The higher pay recorded last year represents a figure seven times the troubled NSE-listed bank’s profit in the period under review.
The lender’s net earnings decreased by 98 per cent from Sh410 million in the year ended December, 2017 to Sh7 million in 2018 on the back of reduced interest income, increased loan impairment and voluntary early retirement costs.
NBK has in the recent past registered a series of poor performances that has put into question the fate of its survival.
The lender is in the grip of an operational crisis, stuck in a negative liquidity position as at the end of the 12 months to December, 2018.
Central Bank of Kenya (CBK) Governor Patrick Njoroge recently linked the bank’s poor performance to mismanagement, political interference and a poor business model.
It has been relying on regulatory forbearance to continue operating after lack of funding, losses and mismanagement in previous years eroded its capital base.
KCB Group #ticker:KCB, Kenya’s biggest bank, has offered to take over the ailing institution through a share swap deal.
Separately, NBK has urged the High Court to dismiss a suit filed by two people who have sought to stop the takeover of the lender by KCB. Arguing before Justice Weldon Korir Thursday, the bank through Senior Counsel George Oraro said the petition was a complete misrepresentation of facts because the bank was not a parastatal.
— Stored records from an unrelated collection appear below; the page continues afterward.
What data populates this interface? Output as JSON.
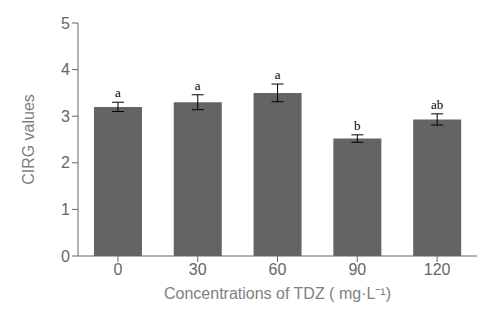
{
  "chart_data": {
    "type": "bar",
    "categories": [
      "0",
      "30",
      "60",
      "90",
      "120"
    ],
    "values": [
      3.2,
      3.3,
      3.5,
      2.52,
      2.93
    ],
    "errors": [
      0.1,
      0.16,
      0.19,
      0.08,
      0.12
    ],
    "annotations": [
      "a",
      "a",
      "a",
      "b",
      "ab"
    ],
    "color": "#646464",
    "xlabel": "Concentrations of TDZ ( mg·L⁻¹)",
    "ylabel": "CIRG values",
    "ylim": [
      0,
      5
    ],
    "yticks": [
      0,
      1,
      2,
      3,
      4,
      5
    ],
    "grid": false
  }
}
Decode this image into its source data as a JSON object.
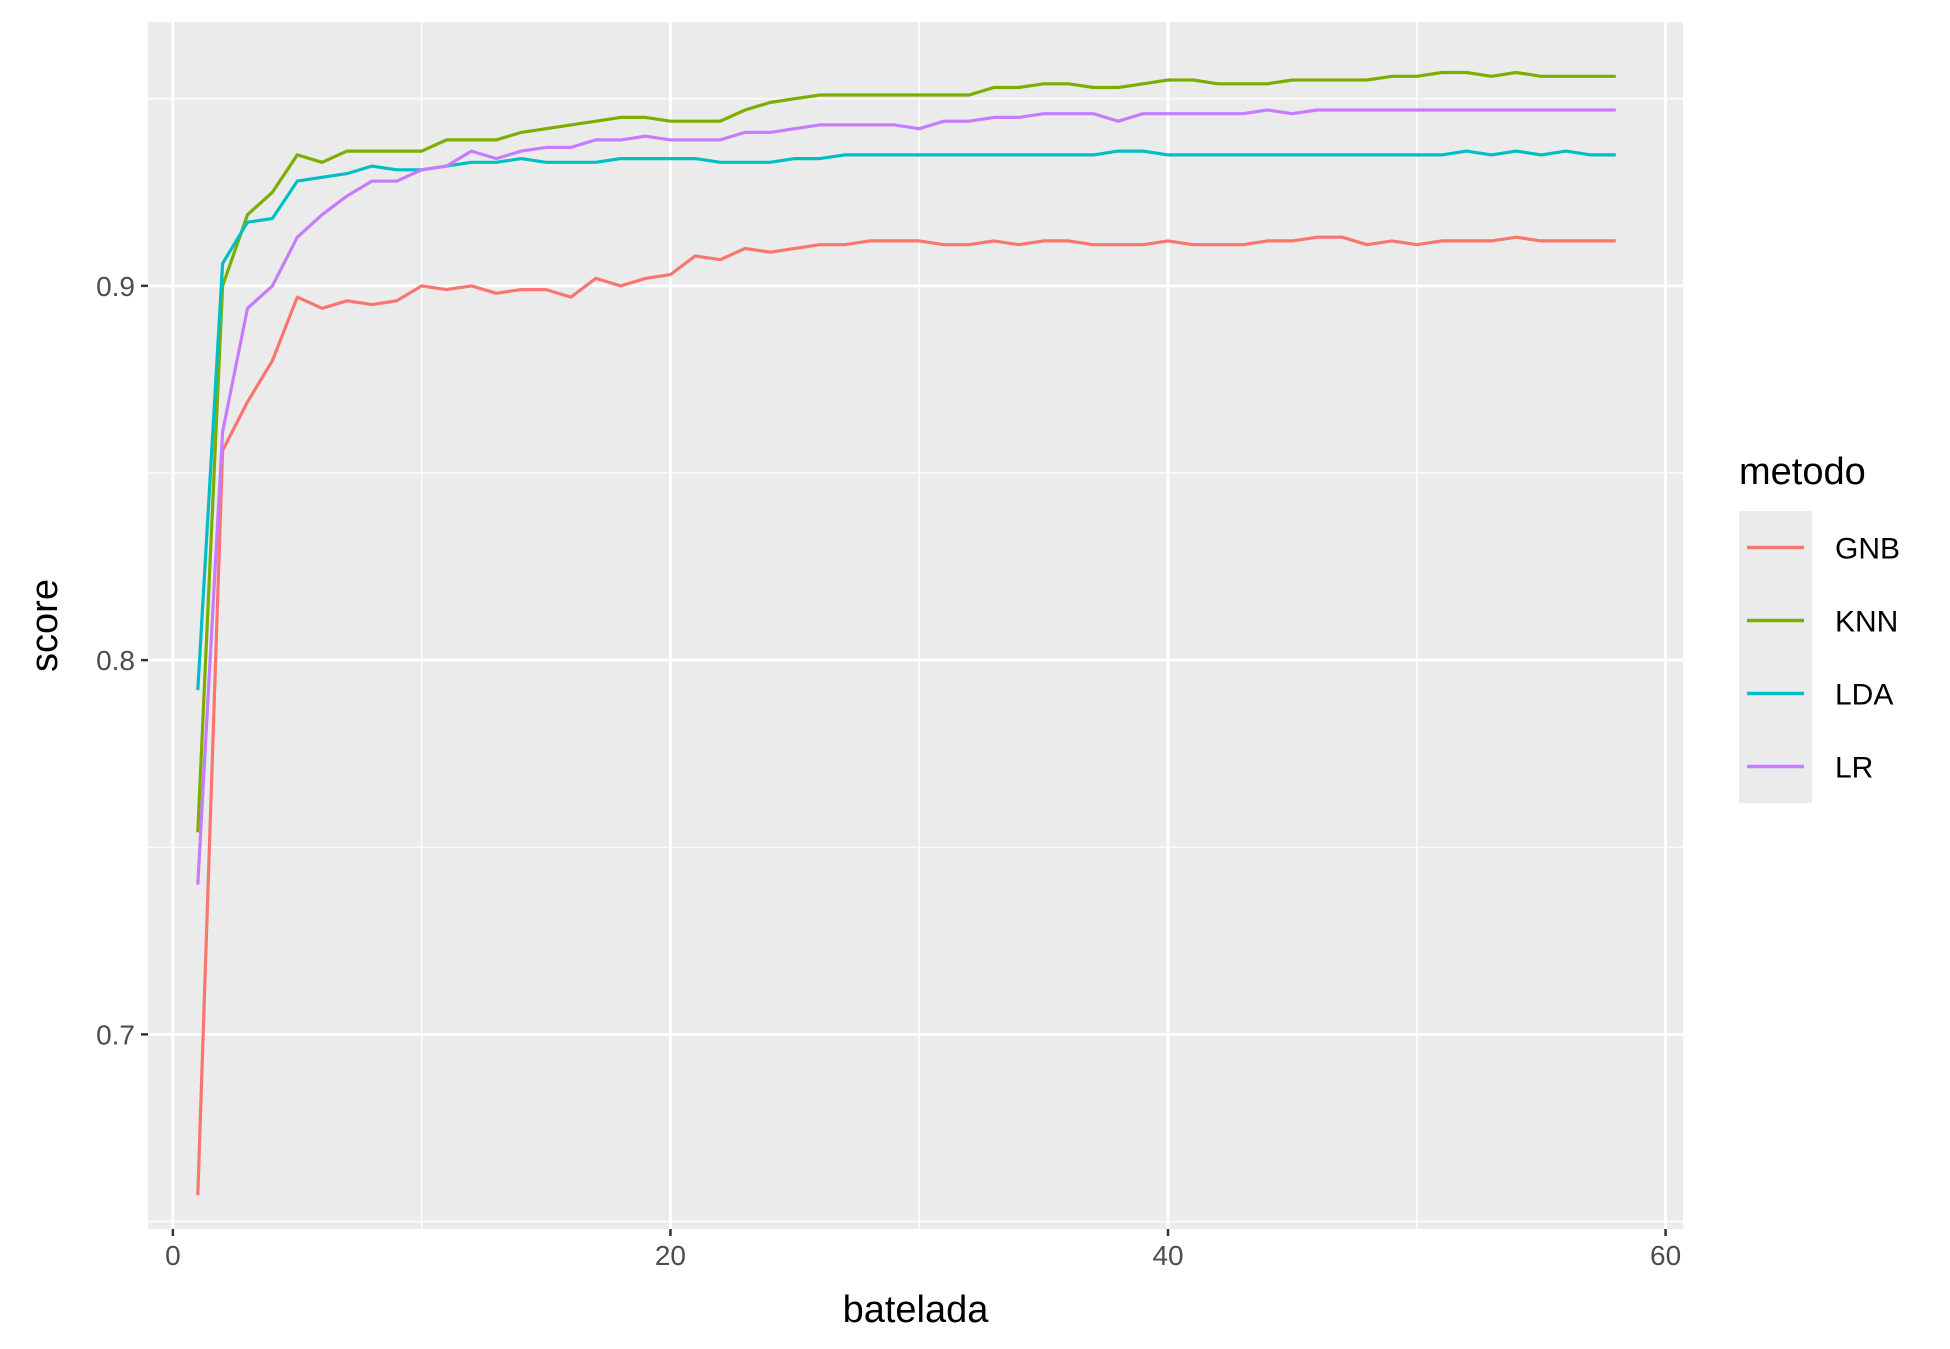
{
  "chart_data": {
    "type": "line",
    "xlabel": "batelada",
    "ylabel": "score",
    "xlim": [
      -1,
      60.7
    ],
    "ylim": [
      0.648,
      0.9705
    ],
    "x_ticks": [
      0,
      20,
      40,
      60
    ],
    "x_tick_labels": [
      "0",
      "20",
      "40",
      "60"
    ],
    "y_ticks": [
      0.7,
      0.8,
      0.9
    ],
    "y_tick_labels": [
      "0.7",
      "0.8",
      "0.9"
    ],
    "grid": true,
    "legend": {
      "title": "metodo",
      "position": "right"
    },
    "x": [
      1,
      2,
      3,
      4,
      5,
      6,
      7,
      8,
      9,
      10,
      11,
      12,
      13,
      14,
      15,
      16,
      17,
      18,
      19,
      20,
      21,
      22,
      23,
      24,
      25,
      26,
      27,
      28,
      29,
      30,
      31,
      32,
      33,
      34,
      35,
      36,
      37,
      38,
      39,
      40,
      41,
      42,
      43,
      44,
      45,
      46,
      47,
      48,
      49,
      50,
      51,
      52,
      53,
      54,
      55,
      56,
      57,
      58
    ],
    "series": [
      {
        "name": "GNB",
        "color": "#F8766D",
        "values": [
          0.657,
          0.856,
          0.869,
          0.88,
          0.897,
          0.894,
          0.896,
          0.895,
          0.896,
          0.9,
          0.899,
          0.9,
          0.898,
          0.899,
          0.899,
          0.897,
          0.902,
          0.9,
          0.902,
          0.903,
          0.908,
          0.907,
          0.91,
          0.909,
          0.91,
          0.911,
          0.911,
          0.912,
          0.912,
          0.912,
          0.911,
          0.911,
          0.912,
          0.911,
          0.912,
          0.912,
          0.911,
          0.911,
          0.911,
          0.912,
          0.911,
          0.911,
          0.911,
          0.912,
          0.912,
          0.913,
          0.913,
          0.911,
          0.912,
          0.911,
          0.912,
          0.912,
          0.912,
          0.913,
          0.912,
          0.912,
          0.912,
          0.912
        ]
      },
      {
        "name": "KNN",
        "color": "#7CAE00",
        "values": [
          0.754,
          0.9,
          0.919,
          0.925,
          0.935,
          0.933,
          0.936,
          0.936,
          0.936,
          0.936,
          0.939,
          0.939,
          0.939,
          0.941,
          0.942,
          0.943,
          0.944,
          0.945,
          0.945,
          0.944,
          0.944,
          0.944,
          0.947,
          0.949,
          0.95,
          0.951,
          0.951,
          0.951,
          0.951,
          0.951,
          0.951,
          0.951,
          0.953,
          0.953,
          0.954,
          0.954,
          0.953,
          0.953,
          0.954,
          0.955,
          0.955,
          0.954,
          0.954,
          0.954,
          0.955,
          0.955,
          0.955,
          0.955,
          0.956,
          0.956,
          0.957,
          0.957,
          0.956,
          0.957,
          0.956,
          0.956,
          0.956,
          0.956
        ]
      },
      {
        "name": "LDA",
        "color": "#00BFC4",
        "values": [
          0.792,
          0.906,
          0.917,
          0.918,
          0.928,
          0.929,
          0.93,
          0.932,
          0.931,
          0.931,
          0.932,
          0.933,
          0.933,
          0.934,
          0.933,
          0.933,
          0.933,
          0.934,
          0.934,
          0.934,
          0.934,
          0.933,
          0.933,
          0.933,
          0.934,
          0.934,
          0.935,
          0.935,
          0.935,
          0.935,
          0.935,
          0.935,
          0.935,
          0.935,
          0.935,
          0.935,
          0.935,
          0.936,
          0.936,
          0.935,
          0.935,
          0.935,
          0.935,
          0.935,
          0.935,
          0.935,
          0.935,
          0.935,
          0.935,
          0.935,
          0.935,
          0.936,
          0.935,
          0.936,
          0.935,
          0.936,
          0.935,
          0.935
        ]
      },
      {
        "name": "LR",
        "color": "#C77CFF",
        "values": [
          0.74,
          0.861,
          0.894,
          0.9,
          0.913,
          0.919,
          0.924,
          0.928,
          0.928,
          0.931,
          0.932,
          0.936,
          0.934,
          0.936,
          0.937,
          0.937,
          0.939,
          0.939,
          0.94,
          0.939,
          0.939,
          0.939,
          0.941,
          0.941,
          0.942,
          0.943,
          0.943,
          0.943,
          0.943,
          0.942,
          0.944,
          0.944,
          0.945,
          0.945,
          0.946,
          0.946,
          0.946,
          0.944,
          0.946,
          0.946,
          0.946,
          0.946,
          0.946,
          0.947,
          0.946,
          0.947,
          0.947,
          0.947,
          0.947,
          0.947,
          0.947,
          0.947,
          0.947,
          0.947,
          0.947,
          0.947,
          0.947,
          0.947
        ]
      }
    ]
  }
}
He said NBK was not a public entity but subject to Capital Markets Authority Act and approval from the CBK.
According to Mr Oraro, there was no urgency as alleged by Evans Aseto and John Kiptoo and argued that the petition should be struck out.
He further said the two were neither shareholders at NBK nor depositors, so they do not have the capacity to sue.
Justice Korir declined to grant any orders stopping the planned takeover and instead directed the parties to file their replies and submissions ahead of the hearing on June 26.
Mr Aseto and Mr Kiptoo filed the case arguing that the acquisition is being conducted in an opaque manner, and information concerning the move was intentionally scanty.